The worst pre-election violence in Philippine history—the Maguindanao massacre which killed 63 people including 33 journalists—focused global attention on the human rights situation in the country. The victims were on their way to file a certificate of candidacy for a provincial gubernatorial candidate when they were ambushed and killed by armed men.
Acting Justice Secretary Alberto Agra said that he made the decision to drop the charges because there was no probable cause, and their names should be struck off the charge sheet in the multiple murder case. The panel of government prosecutors, however, say that as they are pursuing a theory of conspiracy in the multiple murder case, the two men did not need to be in the scene of the crime to have been involved.
The government prosecutors also complained that they only found out about the executive decision by the Secretary through the media. They said:
“The evidence we have against the accused, our individual conscience, our sense of right and wrong and notion of justice and injustice, leave us no room to follow Secretary Agra’s orders….We are deeply concerned that the resolution will all the more convince a long sceptical public that our criminal justice system is impotent when the accused are politically influential…. We can not be a mute party to the grant of impunity to privileged accused.”
The Maguindanao massacre has placed the Philippine government under increased international scrutiny. The onus is now on the Department of Justice and the courts to demonstrate through the handling of this case that justice can be achieved.
Allegations of election fraud during the 2004 polls, particularly in Maguindanao where paramilitaries and militia groups are known to have abducted and unlawfully killed people under orders of local politicians, have cast a heavy shadow on the upcoming elections. With the elections coming up in May, the Philippine government needs to demonstrate that it will not tolerate impunity for human rights abuses for political gain.
The Maguindanao massacre illustrated all too clearly that local politicians and their armed groups can kill more than 50 people in broad daylight to forward their political interests.

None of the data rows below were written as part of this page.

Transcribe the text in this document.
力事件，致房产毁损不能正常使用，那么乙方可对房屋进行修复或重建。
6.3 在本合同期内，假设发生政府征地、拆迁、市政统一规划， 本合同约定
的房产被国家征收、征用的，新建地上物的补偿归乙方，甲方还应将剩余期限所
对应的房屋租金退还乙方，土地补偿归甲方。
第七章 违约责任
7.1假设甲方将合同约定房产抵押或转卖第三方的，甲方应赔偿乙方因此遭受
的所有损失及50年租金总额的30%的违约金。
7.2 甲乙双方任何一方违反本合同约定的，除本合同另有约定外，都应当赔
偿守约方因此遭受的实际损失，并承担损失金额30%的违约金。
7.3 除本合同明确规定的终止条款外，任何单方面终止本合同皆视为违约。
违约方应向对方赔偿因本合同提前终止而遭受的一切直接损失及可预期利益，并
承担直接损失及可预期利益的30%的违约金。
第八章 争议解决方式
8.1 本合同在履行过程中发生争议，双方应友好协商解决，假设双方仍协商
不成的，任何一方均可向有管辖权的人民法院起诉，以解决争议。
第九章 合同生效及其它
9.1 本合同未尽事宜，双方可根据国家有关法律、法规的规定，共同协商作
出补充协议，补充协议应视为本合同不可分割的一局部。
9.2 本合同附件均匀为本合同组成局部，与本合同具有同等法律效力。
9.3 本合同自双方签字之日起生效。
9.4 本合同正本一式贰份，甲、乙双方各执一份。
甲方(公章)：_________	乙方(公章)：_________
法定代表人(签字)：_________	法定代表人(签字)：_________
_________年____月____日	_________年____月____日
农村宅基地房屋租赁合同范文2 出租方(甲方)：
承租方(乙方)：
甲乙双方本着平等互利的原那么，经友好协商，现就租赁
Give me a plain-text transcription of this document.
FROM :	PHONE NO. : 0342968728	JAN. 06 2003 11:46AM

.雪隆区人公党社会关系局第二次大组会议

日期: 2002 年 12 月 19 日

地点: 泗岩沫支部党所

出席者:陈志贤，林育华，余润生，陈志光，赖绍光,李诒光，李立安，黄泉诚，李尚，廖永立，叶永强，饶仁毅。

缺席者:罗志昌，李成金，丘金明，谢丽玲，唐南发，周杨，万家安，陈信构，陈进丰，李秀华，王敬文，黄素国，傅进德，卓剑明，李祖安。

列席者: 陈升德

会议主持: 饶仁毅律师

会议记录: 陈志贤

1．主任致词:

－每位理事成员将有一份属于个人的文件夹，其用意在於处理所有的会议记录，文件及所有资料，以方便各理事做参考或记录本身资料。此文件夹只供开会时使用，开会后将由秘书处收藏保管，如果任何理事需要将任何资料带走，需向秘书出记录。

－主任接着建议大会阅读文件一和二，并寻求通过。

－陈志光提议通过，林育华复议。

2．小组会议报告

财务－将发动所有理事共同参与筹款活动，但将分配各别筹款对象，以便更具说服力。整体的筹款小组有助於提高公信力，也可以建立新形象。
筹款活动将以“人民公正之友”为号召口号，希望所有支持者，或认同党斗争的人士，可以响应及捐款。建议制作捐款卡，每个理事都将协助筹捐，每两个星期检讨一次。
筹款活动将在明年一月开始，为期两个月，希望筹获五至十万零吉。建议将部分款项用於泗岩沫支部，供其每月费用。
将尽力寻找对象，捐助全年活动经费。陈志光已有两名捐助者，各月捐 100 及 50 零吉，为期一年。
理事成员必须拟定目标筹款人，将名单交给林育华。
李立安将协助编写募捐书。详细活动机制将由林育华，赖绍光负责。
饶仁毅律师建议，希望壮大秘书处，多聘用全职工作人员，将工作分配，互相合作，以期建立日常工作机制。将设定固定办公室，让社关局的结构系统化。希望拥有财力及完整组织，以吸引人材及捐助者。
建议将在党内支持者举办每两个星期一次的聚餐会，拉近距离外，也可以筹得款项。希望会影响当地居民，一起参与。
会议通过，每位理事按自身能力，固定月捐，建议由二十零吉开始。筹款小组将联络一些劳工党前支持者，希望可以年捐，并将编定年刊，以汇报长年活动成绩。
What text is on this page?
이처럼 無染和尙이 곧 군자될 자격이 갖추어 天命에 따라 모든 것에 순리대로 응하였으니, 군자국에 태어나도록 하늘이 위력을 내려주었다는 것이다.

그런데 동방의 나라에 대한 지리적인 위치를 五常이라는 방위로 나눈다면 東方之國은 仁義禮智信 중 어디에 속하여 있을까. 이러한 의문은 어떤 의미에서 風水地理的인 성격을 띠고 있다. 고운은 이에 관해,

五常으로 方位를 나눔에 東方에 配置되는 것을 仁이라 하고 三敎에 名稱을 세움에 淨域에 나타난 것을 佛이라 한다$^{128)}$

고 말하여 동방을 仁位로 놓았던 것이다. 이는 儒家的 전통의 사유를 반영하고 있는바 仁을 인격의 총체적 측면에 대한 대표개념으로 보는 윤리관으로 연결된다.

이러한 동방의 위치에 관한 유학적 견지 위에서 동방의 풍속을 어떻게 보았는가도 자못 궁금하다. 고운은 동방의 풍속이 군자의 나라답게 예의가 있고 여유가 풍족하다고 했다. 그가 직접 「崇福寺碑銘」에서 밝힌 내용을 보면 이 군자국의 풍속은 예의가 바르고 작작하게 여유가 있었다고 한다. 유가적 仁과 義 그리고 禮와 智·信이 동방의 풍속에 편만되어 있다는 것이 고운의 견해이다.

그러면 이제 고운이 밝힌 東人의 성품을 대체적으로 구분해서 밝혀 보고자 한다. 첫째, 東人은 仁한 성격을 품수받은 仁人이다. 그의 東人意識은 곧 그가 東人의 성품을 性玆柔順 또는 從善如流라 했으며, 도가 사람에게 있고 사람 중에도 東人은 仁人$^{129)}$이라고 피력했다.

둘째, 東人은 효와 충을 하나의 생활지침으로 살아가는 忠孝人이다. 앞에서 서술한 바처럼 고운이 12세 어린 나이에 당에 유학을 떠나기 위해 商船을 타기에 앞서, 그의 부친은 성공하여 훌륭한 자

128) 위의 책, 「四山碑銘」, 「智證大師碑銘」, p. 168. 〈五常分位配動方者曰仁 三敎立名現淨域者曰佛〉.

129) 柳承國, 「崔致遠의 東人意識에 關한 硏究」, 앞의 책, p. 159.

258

The Philippines must abide by its obligations under international human rights law to ensure effective remedy for victims of human rights abuses and their families, and to prevent impunity, Amnesty International said.
Initially, the Maguindanao multiple murder case had been assigned to a local court. Under Philippine law, the local court can either honour the decision of the Secretary or assert its own jurisdiction as a separate branch of government.
In Philippine law, for a person to be charged, the quantum of evidence needed is “probable cause”, to be determined through a preliminary investigation conducted by prosecutors. If the prosecutors find probable cause, the case is assigned to the court. It is the court’s responsibility to then assess the evidence and to rule on the accused person’s guilt or innocence.
Acting Justice Secretary Alberto Agra ordered the multiple murder charges against Zaldy and Akmad Ampatuan to be dropped based on a flight manifesto, a phone bill and a witness testimony against other evidence, including from a former member of the Ampatuan’s private army testifying that the two accused participated in the planning of the murder.
Mr. Agra had assumed the post in February 2010. He was President Arroyo’s election lawyer during the 2004 presidential elections and again her private counsel during the 2006 impeachment proceedings against her.
197 people have been named suspects in the multiple murder case. According to media reports, as of 13 April, 59 suspects are in government custody: 47 policemen, two militiamen, and some members of the Ampatuan clan. Media reports also indicate that the remaining identified suspects, including 97 Civilian Volunteer Organization militiamen, 13 policemen, four soldiers, 13 other members of the Ampatuan family and other suspects, are still at-large.